The record-early fires have already torn through NSW and other states, with former fire chiefs stating that the government had merely avoided the issue of climate change for far too long.
Now under pressure and immense accusation, Morrison said early this week that there is “no credible evidence” that cutting emissions could weaken the severity of the bushfires.
Thursday saw Morrison defending the handling of the bushfire season, proclaiming to the ABC that it had contributed additional resources and emergency services to create an “outstanding” response to the situation.
Morisson noted that he “took issue” with the statement put forward by the former chief of NSW Fire and Rescue Greg Mullins that the government had not contributed enough to help counter the disaster, and that they were not adequately prepared.

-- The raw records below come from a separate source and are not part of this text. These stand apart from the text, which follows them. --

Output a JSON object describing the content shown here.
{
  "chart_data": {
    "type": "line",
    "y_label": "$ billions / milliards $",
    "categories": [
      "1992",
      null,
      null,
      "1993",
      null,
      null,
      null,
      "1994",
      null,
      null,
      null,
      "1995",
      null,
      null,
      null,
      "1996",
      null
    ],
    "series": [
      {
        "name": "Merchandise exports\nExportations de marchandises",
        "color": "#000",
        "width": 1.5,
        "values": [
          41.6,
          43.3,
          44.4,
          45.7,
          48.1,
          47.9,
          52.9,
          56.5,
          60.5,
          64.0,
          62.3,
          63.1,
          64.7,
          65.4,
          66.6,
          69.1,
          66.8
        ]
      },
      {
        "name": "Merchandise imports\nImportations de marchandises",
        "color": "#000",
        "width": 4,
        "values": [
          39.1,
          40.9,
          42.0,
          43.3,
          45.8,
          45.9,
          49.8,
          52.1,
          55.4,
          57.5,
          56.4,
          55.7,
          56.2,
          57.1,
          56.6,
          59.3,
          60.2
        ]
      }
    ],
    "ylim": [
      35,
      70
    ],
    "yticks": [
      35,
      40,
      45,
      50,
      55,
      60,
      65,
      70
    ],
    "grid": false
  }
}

Morrison then didn’t meet with Mullins, saying the government had already been given similar advice about climate change’s impact from “existing fire chiefs doing the existing job”.
Is Morrison turning climate change away?
Initially, it seemed as if Morisson accepted that climate change was having an impact on the frequency and severity of bushfires.
He noted that they were factors already known to the government and that the contribution of these elements is well-acknowledged in Australia.
However, he then said that suggesting 1.3% of emissions that Australia is incurring wouldn’t change the outcome of the fire season – of which has arrived in record-early time. He further explained that there is simply “no credible scientific evidence at all”.
The comments come after September saw controversy with the minister in charge of drought and natural disasters – David Littleproud. He said it’s unknown if “climate change is manmade”.
Where do emissions and fire collide?
The direct link between greenhouse gas emissions and the severity of bushfires across the country is complex. However, according to science agencies across the globe, the higher the number of days with warmer weather, the more likely we are to experience extreme or severe bushfire conditions.
Australia has already been ranked as one of the worst in the G20, in terms of response to climate change action.
Despite targets of 26 per cent to 28 per cent of emissions to be reduced by 20130, it will require the nation to eliminate 695 tonnes across the next decade.
The Morrison government said more 367 tonnes would come from ‘carryover’ credits from overperforming in previous targets.